Wednesday, October 27, 2010

Don't know how to call it!!!

I am here. I am just not conscious of it it seems. My daddy is not doing very well. I know a lot of bad father stories, I guess I may even know a couple of bad fathers, but I am blessed to say that my daddy has been a great father since the time I was born. I was a premature baby and I am reminded of stories from my youth of how he would go to work at midnight, work all night and stop by the hospital to see every day. His health has been failing over the last few months and each time we see positive results, something negative follows right behind it. This time it is pretty bad and the doctors are suggesting that we have hospice come in. Which means they would stop feeding him and just "keep him comfortable." I don't like the stop feeding him part because it reminds me too much of perishing a person to death. Our mother has been under hospice care four times in the past and each time she makes an astonishing recovery. I have faith that my father may do it, but the doctors keep pushing the quality of his life and what he has endured and what they look forward to him enduring. I don't want him to suffer. I don't know what to do at this point and that's why I am leaning on the Lord. He is my source of strength and wisdom right now.

I must say that while enduring all of this, I kind of forgot that I have MS. I don't know if that's a good thing or a bad thing.

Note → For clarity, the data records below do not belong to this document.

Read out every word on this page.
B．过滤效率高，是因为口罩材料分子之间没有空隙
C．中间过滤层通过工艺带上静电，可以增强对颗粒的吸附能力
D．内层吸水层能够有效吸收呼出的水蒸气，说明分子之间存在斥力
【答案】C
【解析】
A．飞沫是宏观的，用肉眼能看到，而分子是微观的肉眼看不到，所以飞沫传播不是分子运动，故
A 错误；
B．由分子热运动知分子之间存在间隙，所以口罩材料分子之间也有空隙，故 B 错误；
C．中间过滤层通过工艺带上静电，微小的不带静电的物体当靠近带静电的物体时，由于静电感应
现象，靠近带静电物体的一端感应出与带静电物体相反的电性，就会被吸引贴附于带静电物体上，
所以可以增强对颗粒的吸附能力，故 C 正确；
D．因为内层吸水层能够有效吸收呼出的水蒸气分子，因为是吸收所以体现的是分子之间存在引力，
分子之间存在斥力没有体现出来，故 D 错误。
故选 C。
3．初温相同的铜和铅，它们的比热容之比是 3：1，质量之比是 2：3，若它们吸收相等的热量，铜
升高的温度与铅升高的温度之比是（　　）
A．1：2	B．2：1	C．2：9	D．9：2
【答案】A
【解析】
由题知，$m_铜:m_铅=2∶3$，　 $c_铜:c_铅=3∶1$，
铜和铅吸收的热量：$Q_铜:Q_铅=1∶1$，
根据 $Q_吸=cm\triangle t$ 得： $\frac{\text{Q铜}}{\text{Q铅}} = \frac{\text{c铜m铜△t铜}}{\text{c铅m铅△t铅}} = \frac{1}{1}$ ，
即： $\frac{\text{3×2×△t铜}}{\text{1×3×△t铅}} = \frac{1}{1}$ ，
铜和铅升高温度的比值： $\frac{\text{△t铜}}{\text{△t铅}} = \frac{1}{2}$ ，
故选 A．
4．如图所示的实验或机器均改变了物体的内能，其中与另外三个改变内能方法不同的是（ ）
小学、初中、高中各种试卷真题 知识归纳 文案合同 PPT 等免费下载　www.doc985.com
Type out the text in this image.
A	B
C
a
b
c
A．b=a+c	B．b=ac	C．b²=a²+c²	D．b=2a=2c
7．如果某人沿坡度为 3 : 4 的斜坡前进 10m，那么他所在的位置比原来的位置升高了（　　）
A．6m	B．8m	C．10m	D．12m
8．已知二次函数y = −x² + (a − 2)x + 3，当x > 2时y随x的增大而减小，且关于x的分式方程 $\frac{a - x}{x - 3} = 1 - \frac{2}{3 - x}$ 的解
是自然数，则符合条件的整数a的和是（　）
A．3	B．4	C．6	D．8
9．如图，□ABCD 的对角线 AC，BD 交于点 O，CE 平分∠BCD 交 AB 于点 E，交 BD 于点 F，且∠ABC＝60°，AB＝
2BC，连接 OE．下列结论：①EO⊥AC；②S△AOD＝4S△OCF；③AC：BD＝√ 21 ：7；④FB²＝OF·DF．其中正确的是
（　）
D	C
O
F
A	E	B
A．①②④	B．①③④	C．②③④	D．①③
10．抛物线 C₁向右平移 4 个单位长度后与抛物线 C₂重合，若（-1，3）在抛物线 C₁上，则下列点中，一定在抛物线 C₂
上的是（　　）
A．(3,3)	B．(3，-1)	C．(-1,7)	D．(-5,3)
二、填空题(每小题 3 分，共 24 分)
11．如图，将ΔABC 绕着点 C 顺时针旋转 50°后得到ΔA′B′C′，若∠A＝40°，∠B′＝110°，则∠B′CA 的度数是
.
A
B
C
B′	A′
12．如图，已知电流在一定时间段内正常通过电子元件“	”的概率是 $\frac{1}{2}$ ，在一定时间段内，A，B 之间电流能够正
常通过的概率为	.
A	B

Thursday, October 14, 2010

One of Those Days

I don't know if it is me or if everyone around me is going through some kind of PMS or if they had a cranky pill this morning or what. I know as women we have our moments, but here at work today I am having to stop and pause, regain my composure and keep moving. One coworker has shown me a side of her over the past couple of years that makes me want to really just not even talk to her. Some days with her are better than the others so I deal with her accordingly. Another one is of the menopause age and although she is on hormone medication has her days too. It is really bad today with everyone it seems which makes me question whether it is me. I don't claim to be perfect, but wow!  I am a very calm, mild mannered person so when this happens it takes me aback. It seems since my MS diagnosis, I am not able to handle things of this sort as well as I used to. I don't know if it has nothing to do with the MS or just that I have gotten older and have no time for the nonsense, but whatever it is it is really taking the God in me to sit down and remember to love everybody.

Monday, October 11, 2010

Did I Make This Up?

I know it can not be so and I know that this post won't give me a whole lot of answers, but I am just wondering about a little theory I have. I think weather changes has a role in my day to day health with MS. On days when the temperature changes more than five or so degrees from the day before, my body reacts awkwardly. It's like I endure some sort of mini-relapse that lasts until my body gets used to the new temperatures (usually a couple of days) which is usually a couple of days. I wonder what that is about....hmmmm!!! My brother also has MS and he seems to agree. When we talk on the phone on certain days where there is a change in the weather, I can detect in his voice that he isn't feeling his best. Of course I bring up my theory and finally now he says there may be something to it. Do either of you with MS experience this?

Slowing down...finally!!!

Oh how I have wanted to write (type). I have just been super busy here lately. I haven't really had time to slow down and smell the roses. Things are finally slowing down to a point where I can see the light at the end of that tunnel. My dad is still about the same. My mom is doing pretty goood thankfully!!! My own health is simply a reflection of my life these days. Super busy means more fatigue and the like. I don't have a whole lot more to add right now.... I feel like saying bah humbug - not sure why, but it felt good:)! Have a good day - On purpose!!!

Friday, October 1, 2010

Tired, drained, pooped!!!

I have been running full speed ahead in my mind for so long here the last couple of weeks that now it has begun to show in my health. I knew I was doing a lot, but still - it had to be done. I have been working of course (full and part time jobs), trying to deal with school related stuff, my dad had four seizures consecutively while still yet healing from all the other major stuff he has had to endure, having things come up that not necessarily cause me to worry, but cause concern. Despite all of that, I know where my help comes from and because of that, I have kept most of my sanity. My body although is tired, my mind is not focusing as well as it usually does and to top it all off, I have the beginnings of a cold :(. 

I am okay though. It is because I know what these things mean that I will take this weekend as a do nothing weekend. I went to the grocery store on two occasions earlier this week so I don't have to go grocery shopping this weekend. I also do have to go to the social security administration building here in town to get a new social security card for myself today (which will probably take no less than a month to be seen and dealt with, but it's okay hopefully I will be able to read while there).

I'm tired and all I want to do is curl up in my bed and just be for a while. Not very long, just a little while. When my body speaks, I now listen!!!